Retour sur la notion de commencement de preuve

Par Sophie Lecomte, avocate

Par Sophie Lecomte

Avocate

Dans son arrêt Ferme
Springlea, s.e.n.c.
c. Gauvin,
2016 QCCA 1910, la Cour d’appel réaffirme les deux composantes essentielles
pour conclure à l’existence d’un commencement de preuve : (1) le commencement de preuve doit
reposer sur un élément de preuve qui émane soit de la partie à qui on veut
l’opposer (aveu, écrit ou témoignage), soit de la présentation d’un élément
matériel et (2) qui,
dans l’un et l’autre cas, rend vraisemblable, et non seulement possible, l’acte
juridique que l’on entend prouver en vertu des articles 2862 et 2865 du Code civil du Québec.

Faits

En l’espèce, les appelantes Rozlyn
Wilson et Ferme Springlea S.E.N.C. (ci-après : « Wilson » et « Ferme S. ») se pourvoient contre un jugement de la Cour supérieure qui donne droit
à la demande de l’intimé Arthur Gauvin (ci-après : « Gauvin »).

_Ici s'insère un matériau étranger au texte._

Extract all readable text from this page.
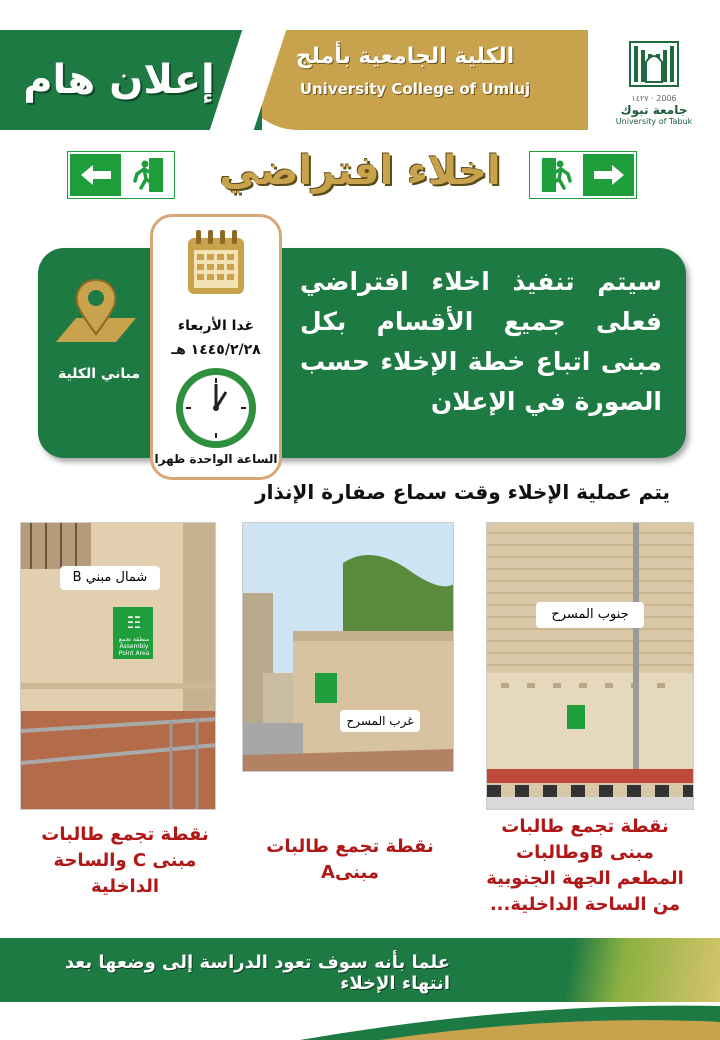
إعلان هام
الكلية الجامعية بأملج
University College of Umluj
١٤٢٧ · 2006
جامعة تبوك
University of Tabuk
اخلاء افتراضي
سيتم تنفيذ اخلاء افتراضي فعلى جميع الأقسام بكل مبنى اتباع خطة الإخلاء حسب الصورة في الإعلان
مباني الكلية
غدا الأربعاء
١٤٤٥/٢/٢٨ هـ
الساعة الواحدة ظهرا
يتم عملية الإخلاء وقت سماع صفارة الإنذار
☷
منطقة تجمع
Assembly Point Area
شمال مبني B
غرب المسرح
جنوب المسرح
نقطة تجمع طالبات مبنى C والساحة الداخلية
نقطة تجمع طالبات مبنىA
نقطة تجمع طالبات مبنى Bوطالبات المطعم الجهة الجنوبية من الساحة الداخلية...
علما بأنه سوف تعود الدراسة إلى وضعها بعد انتهاء الإخلاء
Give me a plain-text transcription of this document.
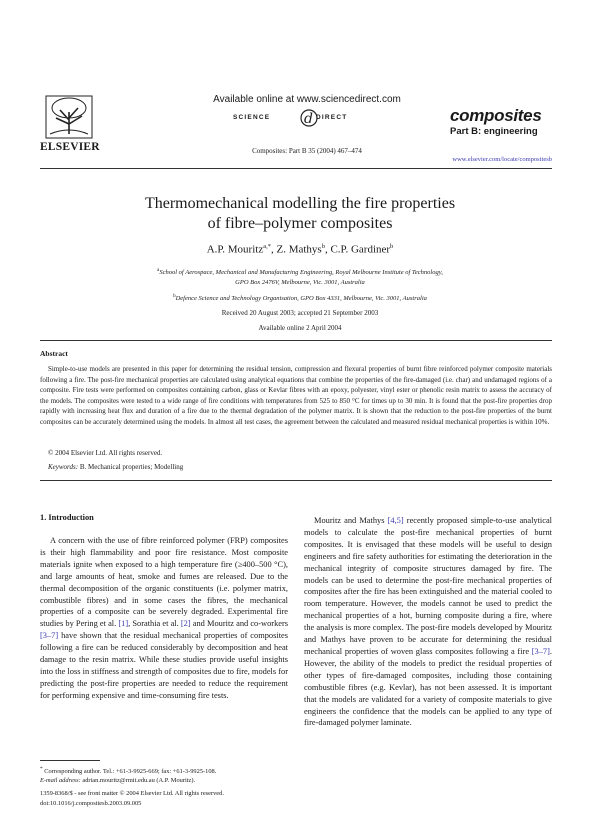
ELSEVIER
Available online at www.sciencedirect.com
d
SCIENCE	DIRECT
Composites: Part B 35 (2004) 467–474
composites
Part B: engineering
www.elsevier.com/locate/compositesb
Thermomechanical modelling the fire properties
of fibre–polymer composites
A.P. Mouritz$^{a,*}$, Z. Mathys$^b$, C.P. Gardiner$^b$
$^a$School of Aerospace, Mechanical and Manufacturing Engineering, Royal Melbourne Institute of Technology,
GPO Box 2476V, Melbourne, Vic. 3001, Australia
$^b$Defence Science and Technology Organisation, GPO Box 4331, Melbourne, Vic. 3001, Australia
Received 20 August 2003; accepted 21 September 2003
Available online 2 April 2004
Abstract
Simple-to-use models are presented in this paper for determining the residual tension, compression and flexural properties of burnt fibre reinforced polymer composite materials following a fire. The post-fire mechanical properties are calculated using analytical equations that combine the properties of the fire-damaged (i.e. char) and undamaged regions of a composite. Fire tests were performed on composites containing carbon, glass or Kevlar fibres with an epoxy, polyester, vinyl ester or phenolic resin matrix to assess the accuracy of the models. The composites were tested to a wide range of fire conditions with temperatures from 525 to 850 °C for times up to 30 min. It is found that the post-fire properties drop rapidly with increasing heat flux and duration of a fire due to the thermal degradation of the polymer matrix. It is shown that the reduction to the post-fire properties of the burnt composites can be accurately determined using the models. In almost all test cases, the agreement between the calculated and measured residual mechanical properties is within 10%.
© 2004 Elsevier Ltd. All rights reserved.
Keywords: B. Mechanical properties; Modelling
1. Introduction

A concern with the use of fibre reinforced polymer (FRP) composites is their high flammability and poor fire resistance. Most composite materials ignite when exposed to a high temperature fire (≥400–500 °C), and large amounts of heat, smoke and fumes are released. Due to the thermal decomposition of the organic constituents (i.e. polymer matrix, combustible fibres) and in some cases the fibres, the mechanical properties of a composite can be severely degraded. Experimental fire studies by Pering et al. [1], Sorathia et al. [2] and Mouritz and co-workers [3–7] have shown that the residual mechanical properties of composites following a fire can be reduced considerably by decomposition and heat damage to the resin matrix. While these studies provide useful insights into the loss in stiffness and strength of composites due to fire, models for predicting the post-fire properties are needed to reduce the requirement for performing expensive and time-consuming fire tests.

Mouritz and Mathys [4,5] recently proposed simple-to-use analytical models to calculate the post-fire mechanical properties of burnt composites. It is envisaged that these models will be useful to design engineers and fire safety authorities for estimating the deterioration in the mechanical integrity of composite structures damaged by fire. The models can be used to determine the post-fire mechanical properties of composites after the fire has been extinguished and the material cooled to room temperature. However, the models cannot be used to predict the mechanical properties of a hot, burning composite during a fire, where the analysis is more complex. The post-fire models developed by Mouritz and Mathys have proven to be accurate for determining the residual mechanical properties of woven glass composites following a fire [3–7]. However, the ability of the models to predict the residual properties of other types of fire-damaged composites, including those containing combustible fibres (e.g. Kevlar), has not been assessed. It is important that the models are validated for a variety of composite materials to give engineers the confidence that the models can be applied to any type of fire-damaged polymer laminate.

* Corresponding author. Tel.: +61-3-9925-669; fax: +61-3-9925-108.
E-mail address: adrian.mouritz@rmit.edu.au (A.P. Mouritz).
1359-8368/$ - see front matter © 2004 Elsevier Ltd. All rights reserved.
doi:10.1016/j.compositesb.2003.09.005
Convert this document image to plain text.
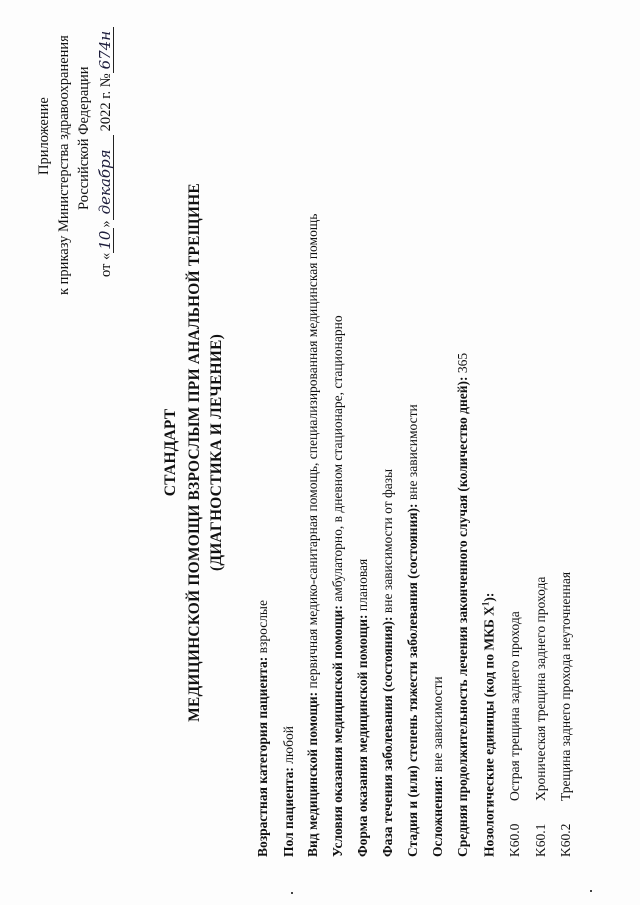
Приложение к приказу Министерства здравоохранения Российской Федерации
от «10»декабря2022 г. №674н
СТАНДАРТ МЕДИЦИНСКОЙ ПОМОЩИ ВЗРОСЛЫМ ПРИ АНАЛЬНОЙ ТРЕЩИНЕ (ДИАГНОСТИКА И ЛЕЧЕНИЕ)
Возрастная категория пациента: взрослые
Пол пациента: любой Вид медицинской помощи: первичная медико-санитарная помощь, специализированная медицинская помощь
Условия оказания медицинской помощи: амбулаторно, в дневном стационаре, стационарно
Форма оказания медицинской помощи: плановая
Фаза течения заболевания (состояния): вне зависимости от фазы Стадия и (или) степень тяжести заболевания (состояния): вне зависимости
Осложнения: вне зависимости Средняя продолжительность лечения законченного случая (количество дней): 365
Нозологические единицы (код по МКБ $X^1$):
K60.0Острая трещина заднего прохода
K60.1Хроническая трещина заднего прохода
K60.2Трещина заднего прохода неуточненная
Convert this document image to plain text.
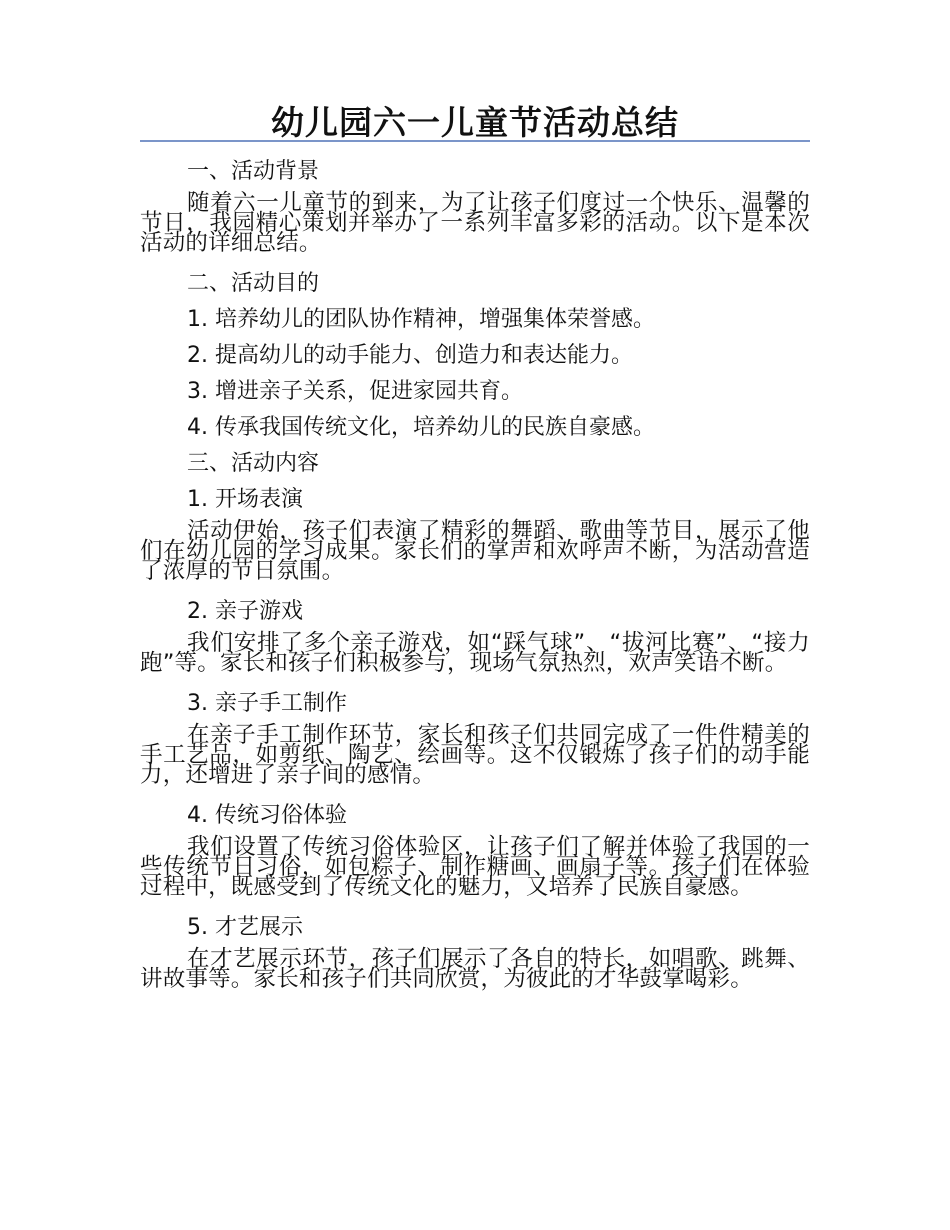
幼儿园六一儿童节活动总结
一、活动背景
随着六一儿童节的到来，为了让孩子们度过一个快乐、温馨的节日，我园精心策划并举办了一系列丰富多彩的活动。以下是本次活动的详细总结。
二、活动目的
1. 培养幼儿的团队协作精神，增强集体荣誉感。
2. 提高幼儿的动手能力、创造力和表达能力。
3. 增进亲子关系，促进家园共育。
4. 传承我国传统文化，培养幼儿的民族自豪感。
三、活动内容
1. 开场表演
活动伊始，孩子们表演了精彩的舞蹈、歌曲等节目，展示了他们在幼儿园的学习成果。家长们的掌声和欢呼声不断，为活动营造了浓厚的节日氛围。
2. 亲子游戏
我们安排了多个亲子游戏，如“踩气球”、“拔河比赛”、“接力跑”等。家长和孩子们积极参与，现场气氛热烈，欢声笑语不断。
3. 亲子手工制作
在亲子手工制作环节，家长和孩子们共同完成了一件件精美的手工艺品，如剪纸、陶艺、绘画等。这不仅锻炼了孩子们的动手能力，还增进了亲子间的感情。
4. 传统习俗体验
我们设置了传统习俗体验区，让孩子们了解并体验了我国的一些传统节日习俗，如包粽子、制作糖画、画扇子等。孩子们在体验过程中，既感受到了传统文化的魅力，又培养了民族自豪感。
5. 才艺展示
在才艺展示环节，孩子们展示了各自的特长，如唱歌、跳舞、讲故事等。家长和孩子们共同欣赏，为彼此的才华鼓掌喝彩。
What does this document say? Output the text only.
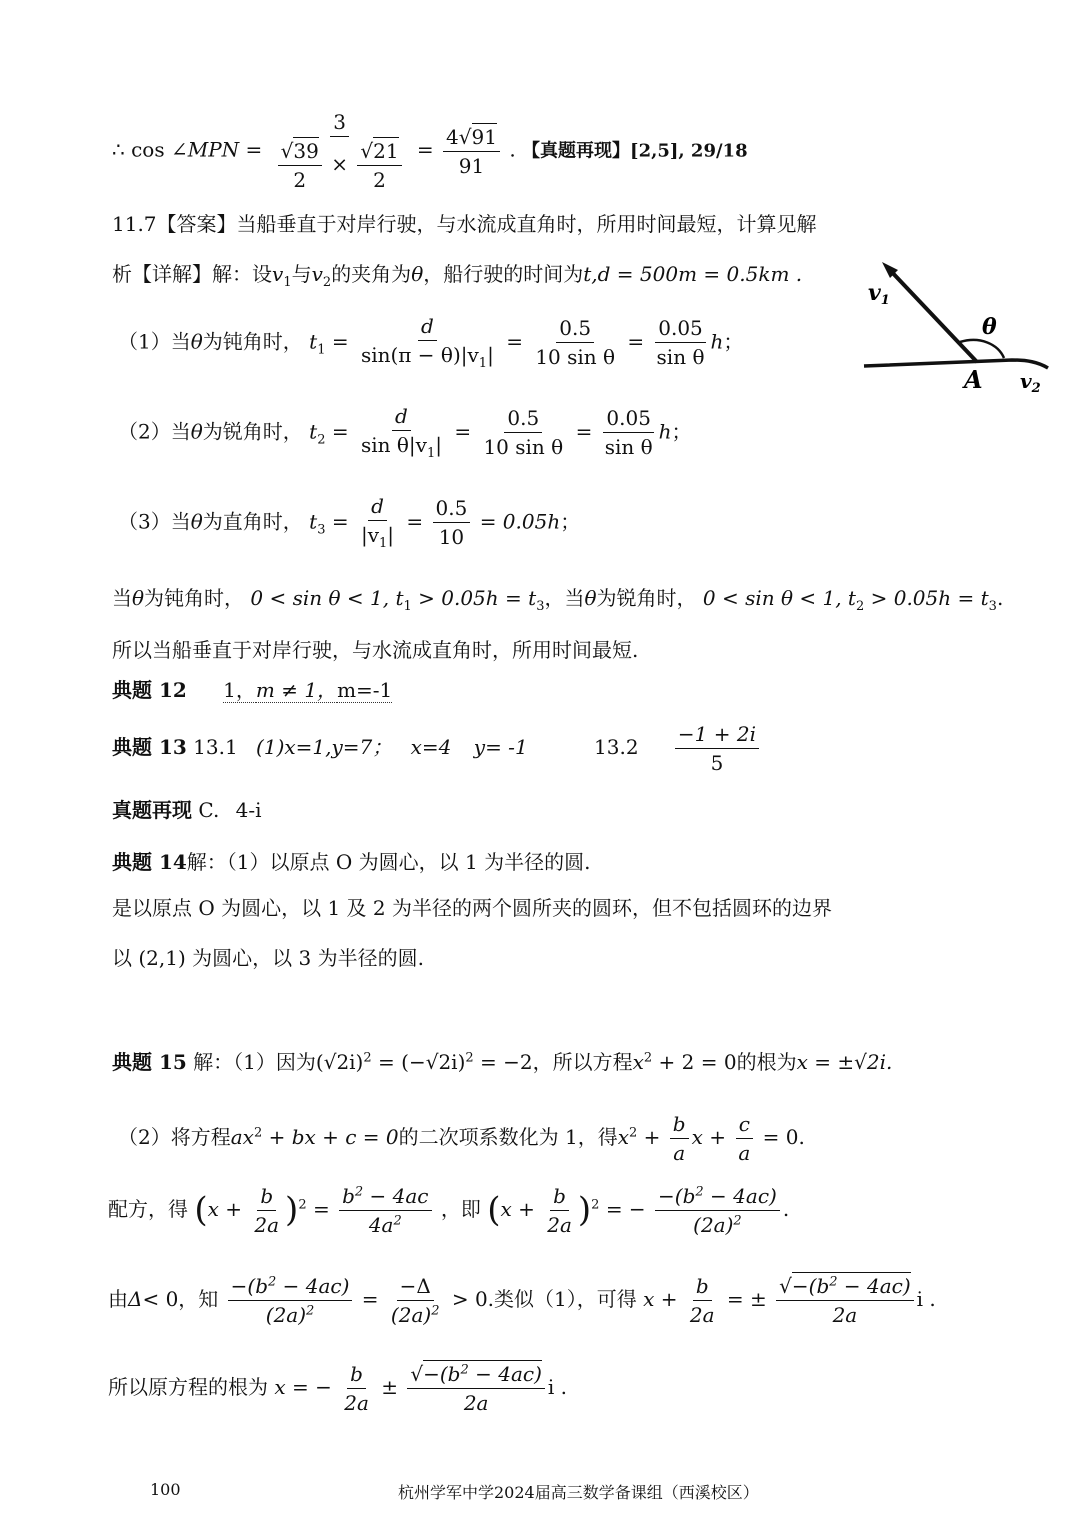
∴ cos ∠MPN = $\frac{3}{\frac{√39}{2} \times \frac{√21}{2}} = \frac{4√91}{91}$ . 【真题再现】[2,5], 29/18
11.7【答案】当船垂直于对岸行驶，与水流成直角时，所用时间最短，计算见解
析【详解】解：设$v_1$与$v_2$的夹角为θ，船行驶的时间为t,d = 500m = 0.5km .
v1
θ
A $v_2$
（1）当θ为钝角时， $t_1 = \frac{d}{\sin(\pi - \theta)|v_1|} = \frac{0.5}{\text{10 sin θ}} = \frac{0.05}{\text{sin θ}}$ h；
（2）当θ为锐角时， $t_2 = \frac{d}{\sin \theta|v_1|} = \frac{0.5}{\text{10 sin θ}} = \frac{0.05}{\text{sin θ}}$ h；
（3）当θ为直角时， $t_3 = \frac{d}{|v_1|} = \frac{0.5}{10} = 0.05h$；
当θ为钝角时， 0 < sin θ < 1, $t_1 > 0.05h = t_3$，当θ为锐角时， 0 < sin θ < 1, $t_2 > 0.05h = t_3$.
所以当船垂直于对岸行驶，与水流成直角时，所用时间最短.
典题 12 1，m ≠ 1，m=-1
典题 13 13.1 (1)x=1,y=7； x=4 y= -1	$13.2 \frac{-1 + 2i}{5}$
真题再现 C. 4-i
典题 14解：（1）以原点 O 为圆心，以 1 为半径的圆.
是以原点 O 为圆心，以 1 及 2 为半径的两个圆所夹的圆环，但不包括圆环的边界
以 (2,1) 为圆心，以 3 为半径的圆.
典题 15 解：（1）因为$(√2i)^2 = (-√2i)^2 = -2$，所以方程$x^2 + 2 = 0$的根为x = ±√2i.
（2）将方程$ax^2$ + bx + c = 0的二次项系数化为 1，得$x^2 + \frac{b}{a}$ $x + \frac{c}{a} = 0$.
配方，得 $(x + \frac{b}{2a} )^2 = \frac{b^2 - 4ac}{4a^2}$ ，即 $(x + \frac{b}{2a} )^2$ = − $\frac{-(b^2 - 4ac)}{(2a)^2}$ .
由Δ< 0，知 $\frac{-(b^2 - 4ac)}{(2a)^2} = \frac{-\Delta}{(2a)^2} > 0$.类似（1），可得 $x + \frac{b}{2a}$ = ± $\frac{√-(b^2 - 4ac)}{2a}$ i .
所以原方程的根为 x = − $\frac{b}{2a} \pm \frac{√-(b^2 - 4ac)}{2a}$ i .
100	杭州学军中学2024届高三数学备课组（西溪校区）
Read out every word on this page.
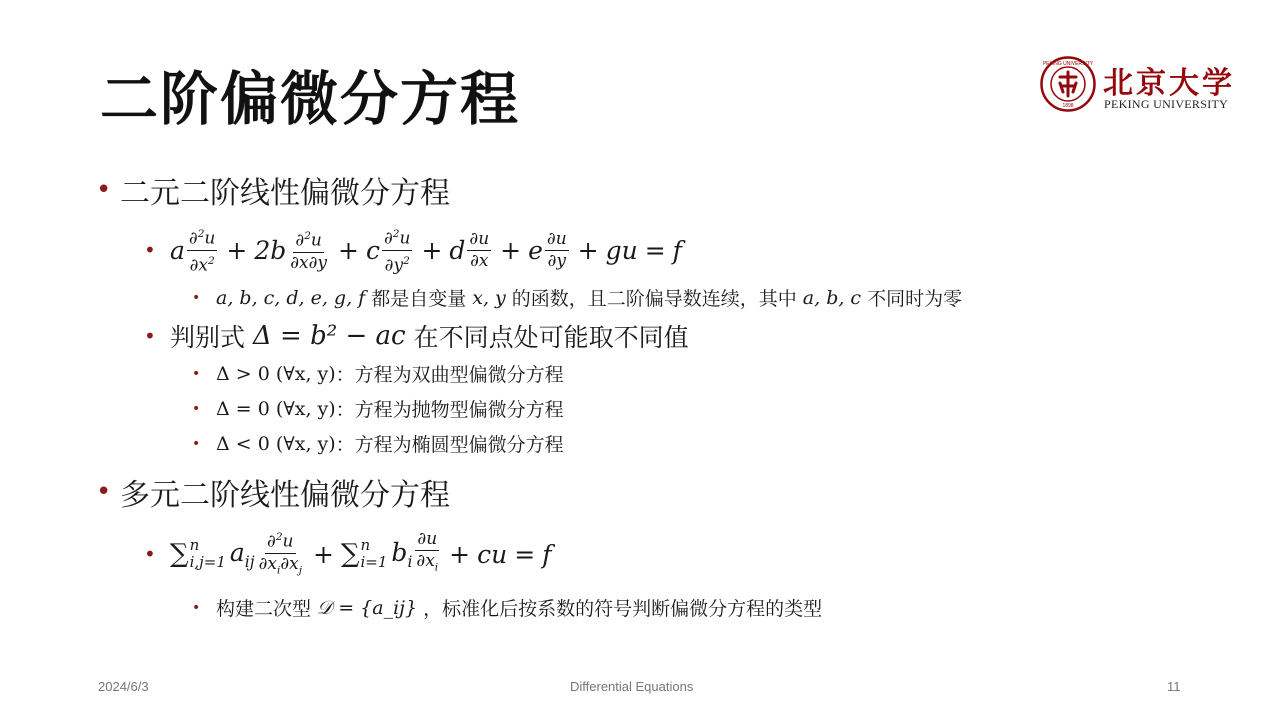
二阶偏微分方程
PEKING UNIVERSITY
1898
北京大学
PEKING UNIVERSITY
• 二元二阶线性偏微分方程
• a $\frac{\partial^2u}{\partial x^2} + 2b \frac{\partial^2u}{\partial x\partial y} + c \frac{\partial^2u}{\partial y^2} + d \frac{\partial u}{\partial x} + e \frac{\partial u}{\partial y}$ + gu = f
• a, b, c, d, e, g, f 都是自变量 x, y 的函数，且二阶偏导数连续，其中 a, b, c 不同时为零
• 判别式 Δ = b² − ac 在不同点处可能取不同值
• Δ > 0 (∀x, y) ：方程为双曲型偏微分方程
• Δ = 0 (∀x, y) ：方程为抛物型偏微分方程
• Δ < 0 (∀x, y) ：方程为椭圆型偏微分方程
• 多元二阶线性偏微分方程
• ∑ n
i,j=1 $a_{ij} \frac{\partial^2u}{\partial x_i\partial x_j}$ + ∑ n
i=1 $b_i \frac{\partial u}{\partial x_i}$ + cu = f
• 构建二次型 𝒟 = {a_ij} ，标准化后按系数的符号判断偏微分方程的类型
2024/6/3	Differential Equations	11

Ce jugement ordonne la passation de
titre de l’immeuble propriété de Wilson en faveur de Gauvin et rejette la
demande en passation de titre de Ferme S.

Lors de l’audience en première
instance, les parties ont administré l’ensemble de leur preuve. Une objection
avait été formulée quant à l’admission d’un commencement de preuve permettant
la preuve testimoniale de l’existence d’une promesse verbale d’achat non
conditionnelle entre l’appelante Wilson et l’intimé Gauvin.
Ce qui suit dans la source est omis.